Proof of Destruction (P.O.D.) is a fixed shooter for the Commodore 64 and Commodore 16 written by Shaun Southern and published by Mastertronic in 1987. The player spaceship moves along the bottom of a grid, attempting to shoot enemy spaceships to go to the next level.

== Gameplay ==

Proof of Destruction has a unique way of player movement and strategy, but has simple enemy AI. It consists of various levels where in each level the objective is to kill a fixed number of spaceships that come into the grid. Points are gained for every enemy kill. There is an overall time limit to the game and the objective is to obtain as many points as possible within that time limit, with the user trying to finish off each level as quickly as possible.

=== Movement ===
A player spaceship(s) can move freely horizontally and vertically on a fixed grid that fills the whole screen, using the keyboard or a joystick. The grid, however, gets damaged by enemy bullets which prevent the player from moving over them during a short period of time.

Several types of enemies exist and each one moves in a distinct way. In the basic levels, enemies usually enter from the top of the grid and move horizontally, lowering one line at a time when they reach the side of the grid and reversing their direction, slowly closing in on to the player spaceship. Further on, other types of enemies are introduced that choose the shortest path towards the player, although moving much slower, and other enemies that enter the grid rapidly from the left and the right and disappear back of the grid as quickly as they came.

=== Attack ===
A player spaceship can fire off bullets only in one direction, namely upwards, trying to destroy its enemies. Those enemies fire off bullets in all directions, usually aimed at either one of the players.

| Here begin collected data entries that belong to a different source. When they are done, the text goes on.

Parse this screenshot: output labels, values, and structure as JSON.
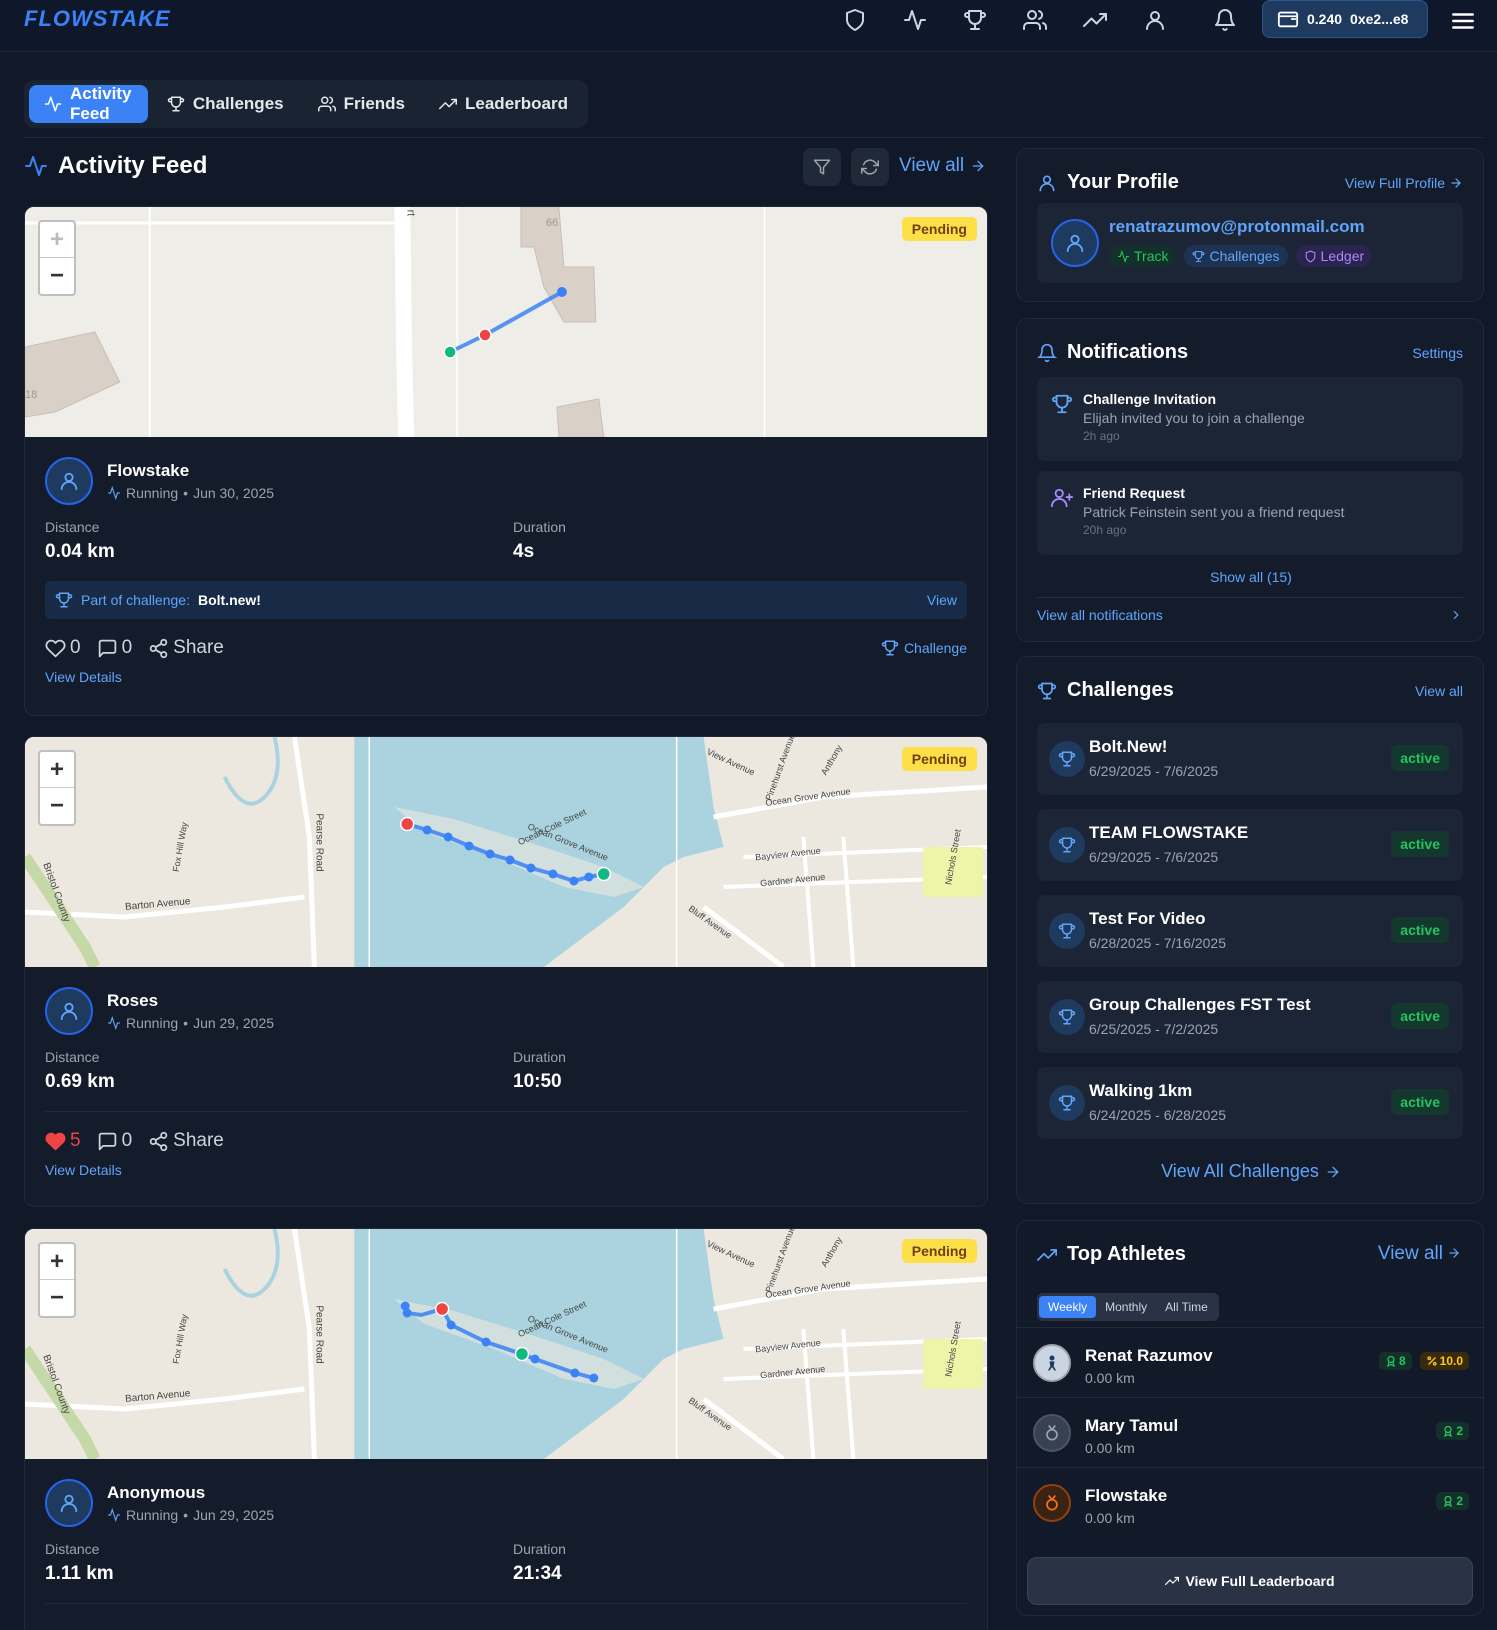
{
  "brand": "FLOWSTAKE",
  "topnav": {
    "icons": [
      "shield-icon",
      "activity-icon",
      "trophy-icon",
      "users-icon",
      "trending-up-icon",
      "user-icon",
      "bell-icon",
      "menu-icon"
    ],
    "wallet_balance": "0.240",
    "wallet_address": "0xe2...e8"
  },
  "tabs": [
    {
      "label": "Activity Feed",
      "icon": "activity-icon",
      "active": true
    },
    {
      "label": "Challenges",
      "icon": "trophy-icon",
      "active": false
    },
    {
      "label": "Friends",
      "icon": "users-icon",
      "active": false
    },
    {
      "label": "Leaderboard",
      "icon": "trending-up-icon",
      "active": false
    }
  ],
  "feed": {
    "title": "Activity Feed",
    "view_all": "View all",
    "status_label": "Pending",
    "distance_label": "Distance",
    "duration_label": "Duration",
    "share_label": "Share",
    "view_details": "View Details",
    "challenge_prefix": "Part of challenge:",
    "challenge_view": "View",
    "challenge_action": "Challenge",
    "activities": [
      {
        "user": "Flowstake",
        "type": "Running",
        "date": "Jun 30, 2025",
        "distance": "0.04 km",
        "duration": "4s",
        "likes": "0",
        "comments": "0",
        "liked": false,
        "challenge": "Bolt.new!"
      },
      {
        "user": "Roses",
        "type": "Running",
        "date": "Jun 29, 2025",
        "distance": "0.69 km",
        "duration": "10:50",
        "likes": "5",
        "comments": "0",
        "liked": true,
        "challenge": ""
      },
      {
        "user": "Anonymous",
        "type": "Running",
        "date": "Jun 29, 2025",
        "distance": "1.11 km",
        "duration": "21:34",
        "likes": "",
        "comments": "",
        "liked": false,
        "challenge": ""
      }
    ],
    "map_labels": {
      "map1": [
        "66",
        "18",
        "rt"
      ],
      "map2": [
        "Ocean Cole Street",
        "Ocean Grove Avenue",
        "Bayview Avenue",
        "Gardner Avenue",
        "Barton Avenue",
        "Pearse Road",
        "Fox Hill Way",
        "Bluff Avenue",
        "Nichols Street",
        "View Avenue",
        "Ocean Grove Avenue",
        "Bristol County",
        "Pinehurst Avenue",
        "Anthony"
      ]
    }
  },
  "profile": {
    "title": "Your Profile",
    "view_full": "View Full Profile",
    "email": "renatrazumov@protonmail.com",
    "pills": [
      {
        "label": "Track",
        "color": "#22c55e",
        "bg": "#14302a",
        "icon": "activity-icon"
      },
      {
        "label": "Challenges",
        "color": "#60a5fa",
        "bg": "#1e3354",
        "icon": "trophy-icon"
      },
      {
        "label": "Ledger",
        "color": "#a78bfa",
        "bg": "#2b2350",
        "icon": "shield-icon"
      }
    ]
  },
  "notifications": {
    "title": "Notifications",
    "settings": "Settings",
    "items": [
      {
        "icon": "trophy-icon",
        "title": "Challenge Invitation",
        "text": "Elijah invited you to join a challenge",
        "time": "2h ago"
      },
      {
        "icon": "user-plus-icon",
        "title": "Friend Request",
        "text": "Patrick Feinstein sent you a friend request",
        "time": "20h ago"
      }
    ],
    "show_all": "Show all (15)",
    "view_all": "View all notifications"
  },
  "challenges": {
    "title": "Challenges",
    "view_all": "View all",
    "items": [
      {
        "name": "Bolt.New!",
        "dates": "6/29/2025 - 7/6/2025",
        "status": "active"
      },
      {
        "name": "TEAM FLOWSTAKE",
        "dates": "6/29/2025 - 7/6/2025",
        "status": "active"
      },
      {
        "name": "Test For Video",
        "dates": "6/28/2025 - 7/16/2025",
        "status": "active"
      },
      {
        "name": "Group Challenges FST Test",
        "dates": "6/25/2025 - 7/2/2025",
        "status": "active"
      },
      {
        "name": "Walking 1km",
        "dates": "6/24/2025 - 6/28/2025",
        "status": "active"
      }
    ],
    "view_all_challenges": "View All Challenges"
  },
  "athletes": {
    "title": "Top Athletes",
    "view_all": "View all",
    "periods": [
      "Weekly",
      "Monthly",
      "All Time"
    ],
    "active_period": "Weekly",
    "items": [
      {
        "name": "Renat Razumov",
        "distance": "0.00 km",
        "trophies": "8",
        "points": "10.0"
      },
      {
        "name": "Mary Tamul",
        "distance": "0.00 km",
        "trophies": "2",
        "points": ""
      },
      {
        "name": "Flowstake",
        "distance": "0.00 km",
        "trophies": "2",
        "points": ""
      }
    ],
    "full_leaderboard": "View Full Leaderboard"
  },
  "colors": {
    "accent": "#3b82f6",
    "background": "#111827",
    "card": "#141c2c",
    "pending": "#fde047",
    "active": "#22c55e",
    "like": "#ef4444"
  }
}
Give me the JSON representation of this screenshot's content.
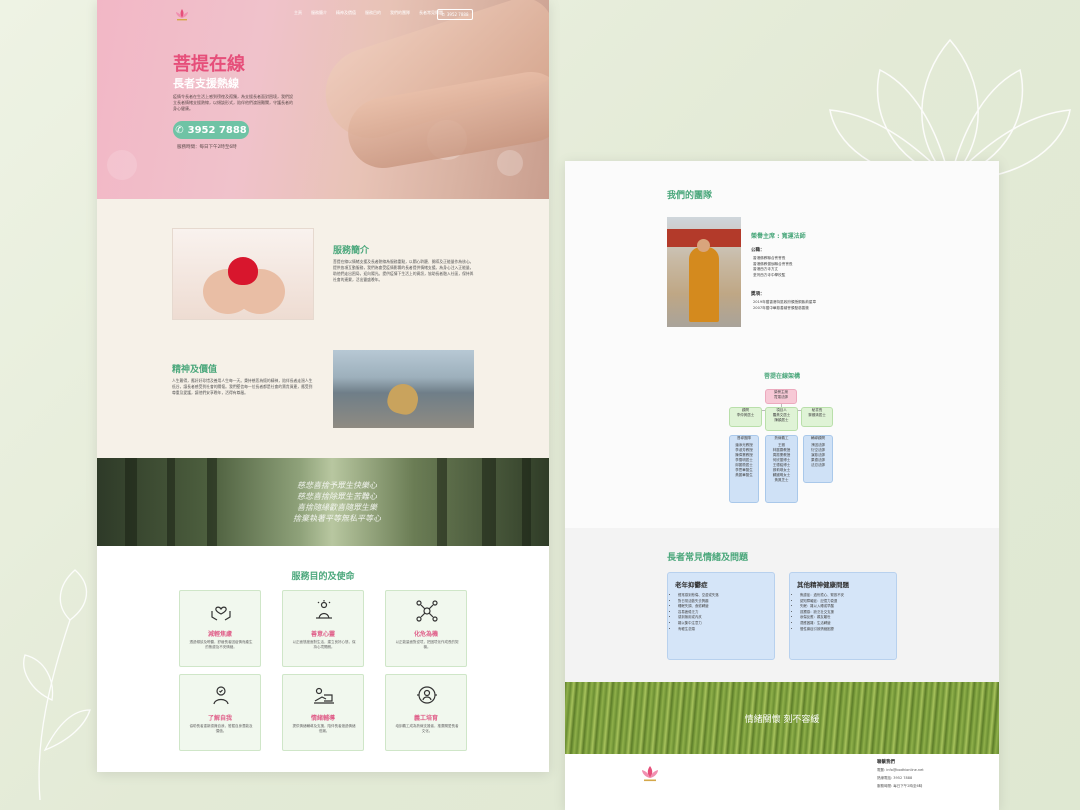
{
  "nav": {
    "items": [
      "主頁",
      "服務簡介",
      "精神及價值",
      "服務目的",
      "我們的團隊",
      "長者常見問題"
    ],
    "phone": "3952 7888"
  },
  "hero": {
    "title": "菩提在線",
    "subtitle": "長者支援熱線",
    "desc": "疫情令長者在生活上感到徬徨及孤獨，為支援長者面對困境，我們設立長者情緒支援熱線，以傾談形式，陪伴他們渡過難關，守護長者的身心健康。",
    "phone": "3952 7888",
    "hours": "服務時間：每日下午2時至6時"
  },
  "intro": {
    "title": "服務簡介",
    "body": "菩提在線以情緒支援及長者熱線為服務重點，以關心聆聽、開導及正能量作為核心。提供各項互動服務，我們為會受疫情影響的長者提供情緒支援。為身心注入正能量，助他們走出困局，迎向陽光。提供疫情下生活上的資訊，協助長者融入社區，保持與社會的連繫，活出豐盛晚年。",
    "value_title": "精神及價值",
    "value_body": "人生難得，應好好珍惜及善用人生每一天。秉持慈悲為懷的精神，陪伴長者走過人生低谷，讓長者感受到社會的關懷。我們堅信每一位長者都是社會的寶貴資產，應受到尊重及愛護，讓他們安享晚年，活得有尊嚴。"
  },
  "forest": {
    "lines": [
      "慈悲喜捨予眾生快樂心",
      "慈悲喜捨除眾生苦難心",
      "喜捨隨緣歡喜隨眾生樂",
      "捨棄執著平等無私平等心"
    ]
  },
  "mission": {
    "title": "服務目的及使命",
    "cards": [
      {
        "title": "減輕焦慮",
        "desc": "透過傾談及聆聽，舒緩長者因疫情而產生的焦慮及不安情緒。"
      },
      {
        "title": "善意心靈",
        "desc": "以正面態度面對生活，建立良好心態，保持心境開朗。"
      },
      {
        "title": "化危為機",
        "desc": "以正能量面對逆境，把困境化作成長的契機。"
      },
      {
        "title": "了解自我",
        "desc": "協助長者重新認識自我，發掘自身潛能及價值。"
      },
      {
        "title": "情緒輔導",
        "desc": "提供情緒輔導及支援，陪伴長者渡過情緒低潮。"
      },
      {
        "title": "義工培育",
        "desc": "培訓義工成為熱線支援者，推廣關愛長者文化。"
      }
    ]
  },
  "team": {
    "title": "我們的團隊",
    "name": "榮譽主席 : 寬運法師",
    "h1": "公職：",
    "duties": [
      "香港佛教聯合會會長",
      "香港佛教僧伽聯合會會長",
      "香港西方寺方丈",
      "荃灣西方寺中學校監"
    ],
    "h2": "獎項：",
    "awards": [
      "2019年獲香港特區政府頒授銅紫荊星章",
      "2007年獲中華慈善總會頒發慈善獎"
    ]
  },
  "org": {
    "title": "菩提在線架構",
    "top": "榮譽主席\n寬運法師",
    "mid": [
      "顧問\n李仲黃居士",
      "項目人\n羅黃文居士\n陳穎居士",
      "秘書長\n黎儷清居士"
    ],
    "bottom": [
      {
        "head": "督導團隊",
        "body": "潘添光教授\n李淑芳教授\n陳偉業教授\n李雪明居士\n邱麗瓊居士\n李思華醫生\n黃麗華醫生"
      },
      {
        "head": "熱線義工",
        "body": "王雅\n林麗雲教授\n周振業教授\n何欣蘭博士\n王德銘博士\n鄭莉琪女士\n蘇國明女士\n黃鳳芝士"
      },
      {
        "head": "輔導顧問",
        "body": "淨因法師\n衍空法師\n演慈法師\n果德法師\n法忍法師"
      }
    ]
  },
  "issues": {
    "title": "長者常見情緒及問題",
    "card1_title": "老年抑鬱症",
    "card1_items": [
      "經常感到悲傷、空虛或失落",
      "對日常活動失去興趣",
      "睡眠失調、食慾轉變",
      "容易疲倦乏力",
      "感到無用或內疚",
      "難以集中注意力",
      "有輕生念頭"
    ],
    "card2_title": "其他精神健康問題",
    "card2_items": [
      "焦慮症：過份擔心、緊張不安",
      "認知障礙症：記憶力衰退",
      "失眠：難以入睡或早醒",
      "孤獨感：缺乏社交支援",
      "哀傷反應：親友離世",
      "適應困難：生活轉變",
      "慢性痛症引致情緒困擾"
    ]
  },
  "grass": {
    "text": "情緒關懷 刻不容緩"
  },
  "footer": {
    "heading": "聯繫我們",
    "email": "電郵: info@bodhionline.net",
    "phone": "熱線電話: 3952 7888",
    "hours": "服務時間: 每日下午2時至6時"
  },
  "colors": {
    "brand_green": "#4aa77b",
    "brand_pink": "#e64f7a",
    "phone_button": "#6fc3a5"
  }
}
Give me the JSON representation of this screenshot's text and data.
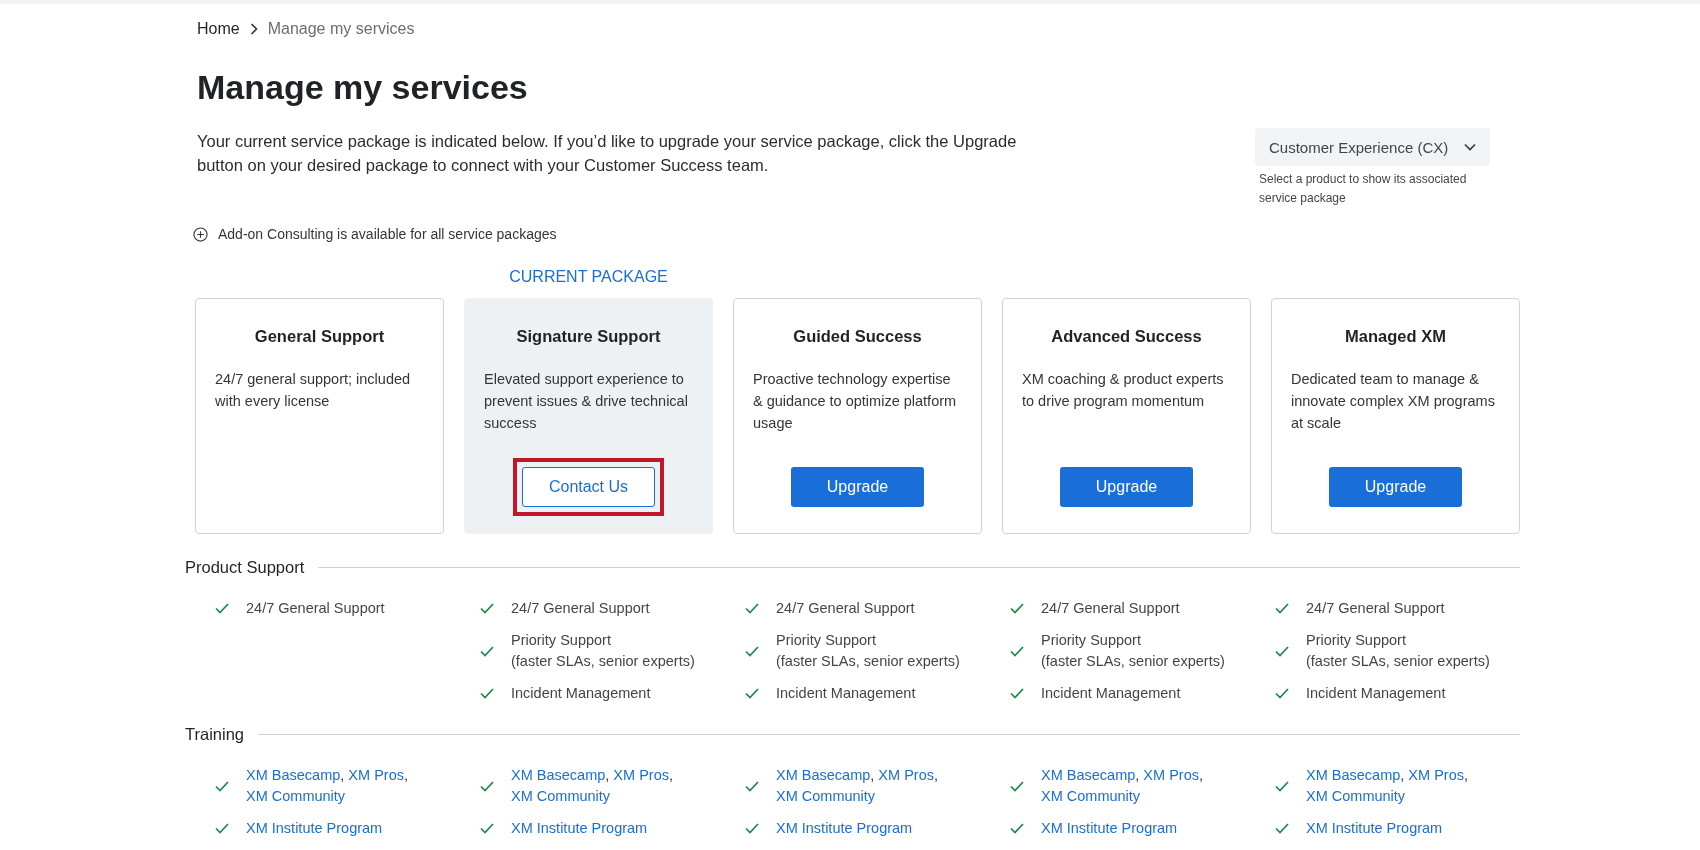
{
  "breadcrumb": [
    {
      "label": "Home",
      "current": false
    },
    {
      "label": "Manage my services",
      "current": true
    }
  ],
  "title": "Manage my services",
  "intro": "Your current service package is indicated below. If you’d like to upgrade your service package, click the Upgrade button on your desired package to connect with your Customer Success team.",
  "product_select": {
    "value": "Customer Experience (CX)",
    "help": "Select a product to show its associated service package"
  },
  "addon_note": "Add-on Consulting is available for all service packages",
  "current_label": "CURRENT PACKAGE",
  "packages": [
    {
      "name": "General Support",
      "description": "24/7 general support; included with every license",
      "selected": false
    },
    {
      "name": "Signature Support",
      "description": "Elevated support experience to prevent issues & drive technical success",
      "selected": true,
      "button": {
        "label": "Contact Us",
        "kind": "outline",
        "highlighted": true
      }
    },
    {
      "name": "Guided Success",
      "description": "Proactive technology expertise & guidance to optimize platform usage",
      "selected": false,
      "button": {
        "label": "Upgrade",
        "kind": "primary",
        "highlighted": false
      }
    },
    {
      "name": "Advanced Success",
      "description": "XM coaching & product experts to drive program momentum",
      "selected": false,
      "button": {
        "label": "Upgrade",
        "kind": "primary",
        "highlighted": false
      }
    },
    {
      "name": "Managed XM",
      "description": "Dedicated team to manage & innovate complex XM programs at scale",
      "selected": false,
      "button": {
        "label": "Upgrade",
        "kind": "primary",
        "highlighted": false
      }
    }
  ],
  "sections": [
    {
      "title": "Product Support",
      "columns": [
        [
          {
            "kind": "text",
            "lines": [
              "24/7 General Support"
            ]
          }
        ],
        [
          {
            "kind": "text",
            "lines": [
              "24/7 General Support"
            ]
          },
          {
            "kind": "text",
            "lines": [
              "Priority Support",
              "(faster SLAs, senior experts)"
            ]
          },
          {
            "kind": "text",
            "lines": [
              "Incident Management"
            ]
          }
        ],
        [
          {
            "kind": "text",
            "lines": [
              "24/7 General Support"
            ]
          },
          {
            "kind": "text",
            "lines": [
              "Priority Support",
              "(faster SLAs, senior experts)"
            ]
          },
          {
            "kind": "text",
            "lines": [
              "Incident Management"
            ]
          }
        ],
        [
          {
            "kind": "text",
            "lines": [
              "24/7 General Support"
            ]
          },
          {
            "kind": "text",
            "lines": [
              "Priority Support",
              "(faster SLAs, senior experts)"
            ]
          },
          {
            "kind": "text",
            "lines": [
              "Incident Management"
            ]
          }
        ],
        [
          {
            "kind": "text",
            "lines": [
              "24/7 General Support"
            ]
          },
          {
            "kind": "text",
            "lines": [
              "Priority Support",
              "(faster SLAs, senior experts)"
            ]
          },
          {
            "kind": "text",
            "lines": [
              "Incident Management"
            ]
          }
        ]
      ]
    },
    {
      "title": "Training",
      "columns": [
        [
          {
            "kind": "links",
            "links": [
              {
                "text": "XM Basecamp",
                "after": ","
              },
              {
                "text": "XM Pros",
                "after": ","
              },
              {
                "text": "XM Community"
              }
            ]
          },
          {
            "kind": "links",
            "links": [
              {
                "text": "XM Institute Program"
              }
            ]
          }
        ],
        [
          {
            "kind": "links",
            "links": [
              {
                "text": "XM Basecamp",
                "after": ","
              },
              {
                "text": "XM Pros",
                "after": ","
              },
              {
                "text": "XM Community"
              }
            ]
          },
          {
            "kind": "links",
            "links": [
              {
                "text": "XM Institute Program"
              }
            ]
          }
        ],
        [
          {
            "kind": "links",
            "links": [
              {
                "text": "XM Basecamp",
                "after": ","
              },
              {
                "text": "XM Pros",
                "after": ","
              },
              {
                "text": "XM Community"
              }
            ]
          },
          {
            "kind": "links",
            "links": [
              {
                "text": "XM Institute Program"
              }
            ]
          }
        ],
        [
          {
            "kind": "links",
            "links": [
              {
                "text": "XM Basecamp",
                "after": ","
              },
              {
                "text": "XM Pros",
                "after": ","
              },
              {
                "text": "XM Community"
              }
            ]
          },
          {
            "kind": "links",
            "links": [
              {
                "text": "XM Institute Program"
              }
            ]
          }
        ],
        [
          {
            "kind": "links",
            "links": [
              {
                "text": "XM Basecamp",
                "after": ","
              },
              {
                "text": "XM Pros",
                "after": ","
              },
              {
                "text": "XM Community"
              }
            ]
          },
          {
            "kind": "links",
            "links": [
              {
                "text": "XM Institute Program"
              }
            ]
          }
        ]
      ]
    }
  ]
}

Enemy bullets depend on the type of enemy and can range from simple downward bullets to bullets that cross the grid in any direction.

=== Level completion ===
Each level had the same sized grid with the player spaceships starting at the bottom of the grid and a number of enemy spaceships entering from different sides of the grid, depending on the level and on the enemy type. Completion of a level is reached when a timer has finished counting down. After the completion of a level, the player receives an extra life, up to a maximum of five.

=== Multiplayer ===
At the start of the game, it is possible to choose between one or two players. Both players move independently on the grid and cannot hit nor block each other. If one player loses all of their lives, the other one can continue.

== Legacy ==
A remake, Point of Destruction, was released for the Gizmondo in 2005.